Choosing the Right Level of Code Obfuscation – Advantages and Disadvantages
This article explores the different approaches to code obfuscation, their advantages and disadvantages.
Code obfuscation is a powerful tool for protecting apps from reverse engineering and manipulation. It’s a critical component of almost all app security and copy protection tools. Without obfuscation, the application or security code is transparent, easily understood, and therefore relatively easily modified. But there are several different approaches to code obfuscation, and each comes with inherent advantages or disadvantages.
Let’s look at how a typical compiler operates and therefore what opportunities are provided for obfuscating code:
The above diagram shows that a typical compiler (e.g. Clang) consists of a ‘frontend’ which parses the source code, compiles it into an ‘intermediate’ level, and a ‘backend’ which optimizes and produces the final machine code in an executable format (‘binary’) suitable for the machine to run.
This provides three places where obfuscation could be done:
- Source level: i.e. changing the source code before it is compiled by the frontend.
- Intermediate level, i.e. manipulating the intermediate representation before the backend uses it to create the binary.
- Binary level, i.e. modifying the binary directly after compilation and before it is distributed.
Most application protection products choose to do this at the intermediate level, and for good reasons:
- Intermediate is nearly always Low Level Virtual Machine (LLVM) which is open source and comes with a rich set of libraries allowing an easy level of entry into writing your obfuscator.
- Both Android and iOS use the LLVM-based Clang compiler allowing the two most popular OS platforms to be targeted with the same code base.
Very few vendors offer source-level obfuscators for compiled languages, because it’s much easier to operate at the LLVM level, and maintaining 100% compatibility with languages like C++ is a lot of work. A further disadvantage with this approach is that you’re very tied to that source language – so Swift comes along and suddenly your product is obsolete and can’t be quickly rewritten.
Finally, we come on to binary level obfuscators which are quite a rarity because they are hard to create and typically must cater to multiple machine code instruction sets e.g. ARM64, Intel X86_64, Arm V7 (32 bit), etc. They also must be able to accurately read and rewrite the various binary formats supported e.g. ELF on Android and Mach-O on iOS/MacOS. There are many complexities in this process that somebody using LLVM simply does not have to worry about.

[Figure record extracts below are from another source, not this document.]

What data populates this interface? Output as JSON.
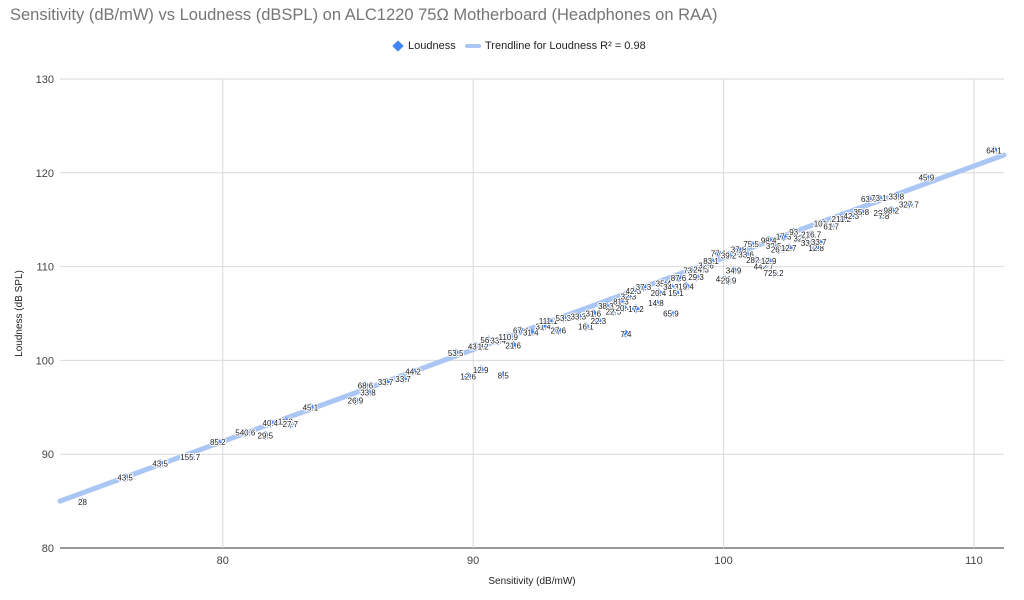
{
  "chart_data": {
    "type": "scatter",
    "title": "Sensitivity (dB/mW) vs Loudness (dBSPL) on ALC1220 75Ω Motherboard (Headphones on RAA)",
    "xlabel": "Sensitivity (dB/mW)",
    "ylabel": "Loudness (dB SPL)",
    "xlim": [
      73.5,
      111.2
    ],
    "ylim": [
      80,
      130
    ],
    "x_ticks": [
      80,
      90,
      100,
      110
    ],
    "y_ticks": [
      80,
      90,
      100,
      110,
      120,
      130
    ],
    "grid": true,
    "legend_position": "top-center",
    "legend": {
      "points_label": "Loudness",
      "trend_label": "Trendline for Loudness R² = 0.98"
    },
    "colors": {
      "points": "#4285f4",
      "trendline": "#aac6f4",
      "grid": "#d9d9d9",
      "title": "#757575"
    },
    "trendline": {
      "x": [
        73.5,
        111.2
      ],
      "y": [
        85.0,
        121.9
      ]
    },
    "series": [
      {
        "name": "Loudness",
        "points": [
          {
            "x": 74.4,
            "y": 84.9,
            "label": "28"
          },
          {
            "x": 76.1,
            "y": 87.5,
            "label": "43.5"
          },
          {
            "x": 77.5,
            "y": 89.0,
            "label": "43.5"
          },
          {
            "x": 78.7,
            "y": 89.7,
            "label": "155.7"
          },
          {
            "x": 79.8,
            "y": 91.3,
            "label": "85.2"
          },
          {
            "x": 80.9,
            "y": 92.3,
            "label": "540.6"
          },
          {
            "x": 81.7,
            "y": 92.0,
            "label": "29.5"
          },
          {
            "x": 81.9,
            "y": 93.3,
            "label": "40.4"
          },
          {
            "x": 82.5,
            "y": 93.5,
            "label": "11.2"
          },
          {
            "x": 82.7,
            "y": 93.2,
            "label": "27.7"
          },
          {
            "x": 83.5,
            "y": 95.0,
            "label": "45.1"
          },
          {
            "x": 85.3,
            "y": 95.7,
            "label": "26.9"
          },
          {
            "x": 85.7,
            "y": 97.3,
            "label": "68.6"
          },
          {
            "x": 85.8,
            "y": 96.6,
            "label": "33.8"
          },
          {
            "x": 86.5,
            "y": 97.7,
            "label": "33.7"
          },
          {
            "x": 87.2,
            "y": 98.0,
            "label": "33.7"
          },
          {
            "x": 87.6,
            "y": 98.8,
            "label": "44.2"
          },
          {
            "x": 89.3,
            "y": 100.8,
            "label": "53.5"
          },
          {
            "x": 89.8,
            "y": 98.3,
            "label": "12.6"
          },
          {
            "x": 90.3,
            "y": 99.0,
            "label": "12.9"
          },
          {
            "x": 91.2,
            "y": 98.4,
            "label": "8.5"
          },
          {
            "x": 90.1,
            "y": 101.5,
            "label": "43.3"
          },
          {
            "x": 90.4,
            "y": 101.5,
            "label": "1.2"
          },
          {
            "x": 90.6,
            "y": 102.2,
            "label": "56.2"
          },
          {
            "x": 91.0,
            "y": 102.1,
            "label": "33.4"
          },
          {
            "x": 91.4,
            "y": 102.5,
            "label": "110.9"
          },
          {
            "x": 91.6,
            "y": 101.6,
            "label": "21.6"
          },
          {
            "x": 91.9,
            "y": 103.2,
            "label": "67.4"
          },
          {
            "x": 92.3,
            "y": 103.0,
            "label": "31.4"
          },
          {
            "x": 92.8,
            "y": 103.6,
            "label": "31.4"
          },
          {
            "x": 93.0,
            "y": 104.2,
            "label": "111.1"
          },
          {
            "x": 93.4,
            "y": 103.2,
            "label": "27.6"
          },
          {
            "x": 93.6,
            "y": 104.5,
            "label": "53.3"
          },
          {
            "x": 94.2,
            "y": 104.7,
            "label": "33.3"
          },
          {
            "x": 94.5,
            "y": 103.6,
            "label": "16.1"
          },
          {
            "x": 94.8,
            "y": 105.0,
            "label": "31.6"
          },
          {
            "x": 95.0,
            "y": 104.2,
            "label": "22.3"
          },
          {
            "x": 95.3,
            "y": 105.8,
            "label": "38.3"
          },
          {
            "x": 95.6,
            "y": 105.2,
            "label": "22.5"
          },
          {
            "x": 95.9,
            "y": 106.3,
            "label": "81.3"
          },
          {
            "x": 96.1,
            "y": 102.8,
            "label": "7.4"
          },
          {
            "x": 96.0,
            "y": 105.6,
            "label": "20.4"
          },
          {
            "x": 96.2,
            "y": 106.8,
            "label": "32.3"
          },
          {
            "x": 96.4,
            "y": 107.4,
            "label": "42.3"
          },
          {
            "x": 96.5,
            "y": 105.5,
            "label": "17.2"
          },
          {
            "x": 96.8,
            "y": 107.8,
            "label": "37.3"
          },
          {
            "x": 97.3,
            "y": 106.1,
            "label": "14.8"
          },
          {
            "x": 97.4,
            "y": 107.2,
            "label": "20.4"
          },
          {
            "x": 97.6,
            "y": 108.2,
            "label": "35.4"
          },
          {
            "x": 97.9,
            "y": 107.8,
            "label": "34.3"
          },
          {
            "x": 97.9,
            "y": 105.0,
            "label": "65.9"
          },
          {
            "x": 98.1,
            "y": 107.2,
            "label": "15.1"
          },
          {
            "x": 98.2,
            "y": 108.8,
            "label": "87.6"
          },
          {
            "x": 98.5,
            "y": 107.9,
            "label": "19.4"
          },
          {
            "x": 98.7,
            "y": 109.6,
            "label": "73.2"
          },
          {
            "x": 98.9,
            "y": 108.9,
            "label": "29.3"
          },
          {
            "x": 99.1,
            "y": 109.7,
            "label": "24.3"
          },
          {
            "x": 99.3,
            "y": 110.1,
            "label": "32.6"
          },
          {
            "x": 99.5,
            "y": 110.6,
            "label": "83.1"
          },
          {
            "x": 99.8,
            "y": 111.4,
            "label": "77.1"
          },
          {
            "x": 100.0,
            "y": 108.7,
            "label": "44.1"
          },
          {
            "x": 100.2,
            "y": 108.5,
            "label": "29.9"
          },
          {
            "x": 100.2,
            "y": 111.2,
            "label": "39.2"
          },
          {
            "x": 100.4,
            "y": 109.6,
            "label": "34.9"
          },
          {
            "x": 100.6,
            "y": 111.8,
            "label": "37.8"
          },
          {
            "x": 100.9,
            "y": 111.3,
            "label": "33.6"
          },
          {
            "x": 101.1,
            "y": 112.4,
            "label": "75.5"
          },
          {
            "x": 101.3,
            "y": 110.7,
            "label": "282.5"
          },
          {
            "x": 101.6,
            "y": 110.0,
            "label": "442.7"
          },
          {
            "x": 101.8,
            "y": 110.6,
            "label": "12.9"
          },
          {
            "x": 102.0,
            "y": 109.3,
            "label": "725.2"
          },
          {
            "x": 101.8,
            "y": 112.8,
            "label": "98.4"
          },
          {
            "x": 102.0,
            "y": 112.2,
            "label": "32.5"
          },
          {
            "x": 102.2,
            "y": 111.8,
            "label": "26.7"
          },
          {
            "x": 102.4,
            "y": 113.2,
            "label": "17.3"
          },
          {
            "x": 102.6,
            "y": 112.0,
            "label": "12.7"
          },
          {
            "x": 102.8,
            "y": 113.7,
            "label": "93"
          },
          {
            "x": 103.1,
            "y": 113.0,
            "label": "32.4"
          },
          {
            "x": 103.4,
            "y": 112.5,
            "label": "33.9"
          },
          {
            "x": 103.5,
            "y": 113.4,
            "label": "216.7"
          },
          {
            "x": 103.7,
            "y": 112.0,
            "label": "12.8"
          },
          {
            "x": 103.8,
            "y": 112.6,
            "label": "33.7"
          },
          {
            "x": 104.0,
            "y": 114.6,
            "label": "101.1"
          },
          {
            "x": 104.3,
            "y": 114.3,
            "label": "61.7"
          },
          {
            "x": 104.7,
            "y": 115.1,
            "label": "211.2"
          },
          {
            "x": 105.1,
            "y": 115.4,
            "label": "42.3"
          },
          {
            "x": 105.5,
            "y": 115.8,
            "label": "35.8"
          },
          {
            "x": 105.8,
            "y": 117.2,
            "label": "63.2"
          },
          {
            "x": 106.2,
            "y": 117.3,
            "label": "73.1"
          },
          {
            "x": 106.3,
            "y": 115.7,
            "label": "29.7"
          },
          {
            "x": 106.4,
            "y": 115.4,
            "label": "7.8"
          },
          {
            "x": 106.7,
            "y": 116.0,
            "label": "98.2"
          },
          {
            "x": 106.9,
            "y": 117.5,
            "label": "33.8"
          },
          {
            "x": 107.4,
            "y": 116.6,
            "label": "327.7"
          },
          {
            "x": 108.1,
            "y": 119.5,
            "label": "45.9"
          },
          {
            "x": 110.8,
            "y": 122.4,
            "label": "64.1"
          }
        ]
      }
    ]
  }
}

However, binary level obfuscators offer some tremendous benefits:
- They are not tied to the toolchain and so, in theory, can protect binaries from any compiler e.g. Swift, C/C++, Rust, Golang, Dart, Xamarin, Unity etc.
- They are also not dependent on any development tools and therefore protection can be run entirely independently of the development process e.g. by an IT Security function rather than developers.
- Because they are dealing with actual machine code instructions, they can achieve finer-grained obfuscation than is possible at the intermediate level and certainly way beyond what is possible at the source level.
This table summarises the relative advantages and disadvantages:
As a user, I would look for a binary-level obfuscator as it is the most versatile and has many benefits, whereas as a tool vendor, I would choose intermediate as it is the easiest to develop and maintain.
The biggest risk with an intermediate-level obfuscator is that your target tool vendor decides to drop support for LLVM as we’ve recently seen with Apple and Xcode. It will be interesting to see how those vendors deal with that.